5-Flucytosine is transported by cytosine permease into the fungal cell, where it is deaminated to 5-Fluoro uracil (5FU) by cytosine deaminase. Then 5-FU is converted to 5-Fluorouracil- ribose monophosphate (5-FUMP) and then is either converted into 5-Fluorouridine triphosphate (5-FUTP) and incorporated into RNA or converted into 5-Fluoro-2-deoxyuridine-5′-monophosphate by ribonucleotide reductase, which is a potent inhibitor of thymidylate synthase results in the inhibition of DNA synthesis. Flucytosine is selectively toxic to fungi as mammalian cells lack cytosine deaminase.
ADR: Bone marrow depression.
Dose: 50 to 150mg/kg/day administered in divided doses at 6 hrs interval.
Use: It is used for the treatment of systemic infections caused by susceptible strains of Candida and Cryptococcus and clinically used in combination with Amphotericin B.
Antifungal Antibiotics
Polyenes
These complex antifungal antibiotics are isolated from soil bacteria of the genus Streptomyces.

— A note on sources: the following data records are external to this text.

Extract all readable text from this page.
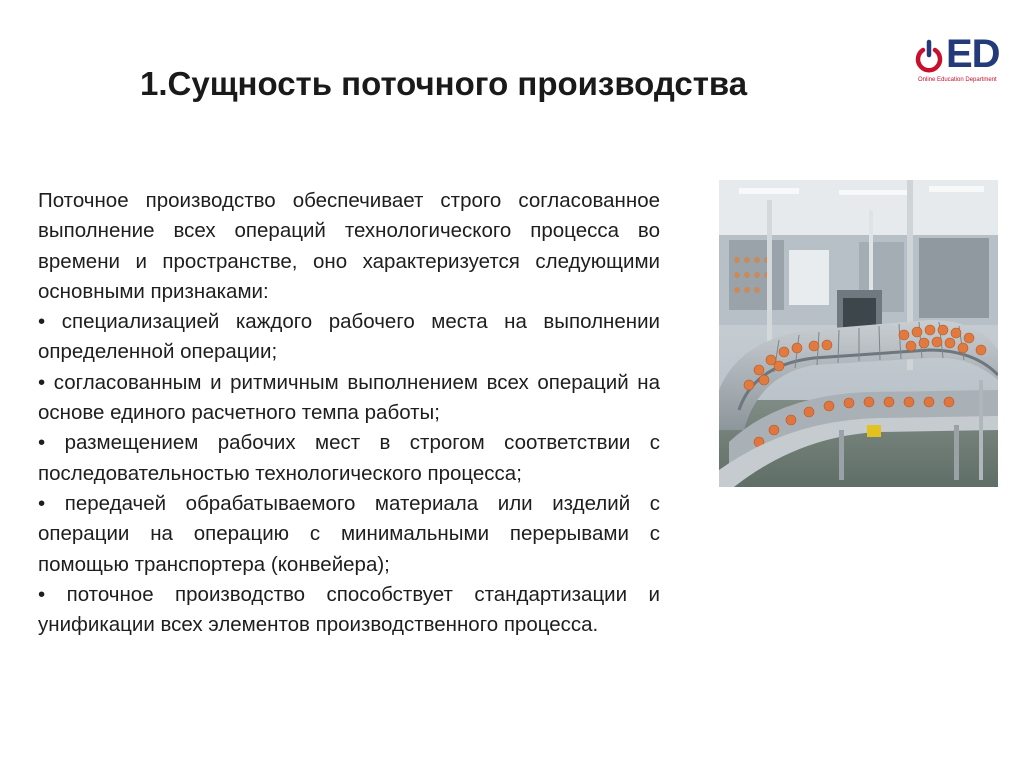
1.Сущность поточного производства
ED
Online Education Department

Поточное производство обеспечивает строго согласованное выполнение всех операций технологического процесса во времени и пространстве, оно характеризуется следующими основными признаками:

• специализацией каждого рабочего места на выполнении определенной операции;

• согласованным и ритмичным выполнением всех операций на основе единого расчетного темпа работы;

• размещением рабочих мест в строгом соответствии с последовательностью технологического процесса;

• передачей обрабатываемого материала или изделий с операции на операцию с минимальными перерывами с помощью транспортера (конвейера);

• поточное производство способствует стандартизации и унификации всех элементов производственного процесса.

Polyenes are divided into two groups
- 26-membered ring polyene, eg. Natamycin.
- 38-membered ring polyenes. eg. Amphotericin, Nystatin.
Polyenes are macrocylic lactones with distinct hydrophilic and lipophilic region. The lipophilic region contains conjugated double bonds, in macrocyclic lactone ring. Hence they are called as polyene antibiotics. The hydrophilic region contains a hydroxy group on the acid derived portion of the ring.

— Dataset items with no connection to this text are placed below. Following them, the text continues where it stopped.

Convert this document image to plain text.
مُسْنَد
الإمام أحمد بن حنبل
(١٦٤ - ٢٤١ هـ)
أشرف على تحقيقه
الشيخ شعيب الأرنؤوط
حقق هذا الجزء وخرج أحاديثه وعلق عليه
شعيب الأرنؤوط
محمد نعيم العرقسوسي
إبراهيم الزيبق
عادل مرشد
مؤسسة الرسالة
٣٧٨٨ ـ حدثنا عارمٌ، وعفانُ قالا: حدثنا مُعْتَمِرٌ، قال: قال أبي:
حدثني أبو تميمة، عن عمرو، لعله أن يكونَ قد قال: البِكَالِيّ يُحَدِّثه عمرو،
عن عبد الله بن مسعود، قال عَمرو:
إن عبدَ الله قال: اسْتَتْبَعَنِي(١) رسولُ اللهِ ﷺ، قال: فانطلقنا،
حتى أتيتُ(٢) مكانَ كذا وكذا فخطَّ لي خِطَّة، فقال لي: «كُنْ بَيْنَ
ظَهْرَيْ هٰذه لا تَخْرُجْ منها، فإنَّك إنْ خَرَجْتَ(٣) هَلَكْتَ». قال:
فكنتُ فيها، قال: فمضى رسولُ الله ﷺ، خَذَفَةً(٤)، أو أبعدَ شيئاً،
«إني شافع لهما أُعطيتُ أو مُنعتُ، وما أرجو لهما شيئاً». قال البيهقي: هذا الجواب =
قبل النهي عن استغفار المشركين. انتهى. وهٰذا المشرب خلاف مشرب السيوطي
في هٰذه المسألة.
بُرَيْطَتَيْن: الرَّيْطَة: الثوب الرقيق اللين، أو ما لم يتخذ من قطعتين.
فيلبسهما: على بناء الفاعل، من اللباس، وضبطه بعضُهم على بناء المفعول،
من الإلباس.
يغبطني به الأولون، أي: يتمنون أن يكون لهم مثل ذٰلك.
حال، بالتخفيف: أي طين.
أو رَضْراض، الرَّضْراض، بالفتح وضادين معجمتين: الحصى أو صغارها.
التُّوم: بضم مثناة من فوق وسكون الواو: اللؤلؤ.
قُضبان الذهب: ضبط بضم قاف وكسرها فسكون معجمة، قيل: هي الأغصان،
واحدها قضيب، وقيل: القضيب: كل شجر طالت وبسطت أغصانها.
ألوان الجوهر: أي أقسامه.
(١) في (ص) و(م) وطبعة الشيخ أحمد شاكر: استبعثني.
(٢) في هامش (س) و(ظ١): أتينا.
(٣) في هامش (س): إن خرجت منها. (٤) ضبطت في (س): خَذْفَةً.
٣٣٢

- a glycosidically linked deoxy amino hexose called mycosamine.
Mechanism of Action: They bind to fungal membrane, act as a false membrane component, bind closely to ergosterol and produce a change in cell permeability. This .leaks out the cytoplasmic content and causes cell lysis.
Amphotericin B (Amfotex, Mycol)
Amphotericin B was isolated from Streptomyces nodosus. It interacts with ergosterol in fungi and forms a trans membrane channel. Intermolecular hydrogen bond formed among the OH, COOH and -NH2 group in moiety stabilize the channel in its open form, destroy activity and allowing the cytoplasmic content to leak out. The low water solubility of Amphotericin B has led to the following formulations:
- Colloidal suspensions which used deoxycholate as a solubilizing agent, Amphotericin B deoxycholate (Fungizone).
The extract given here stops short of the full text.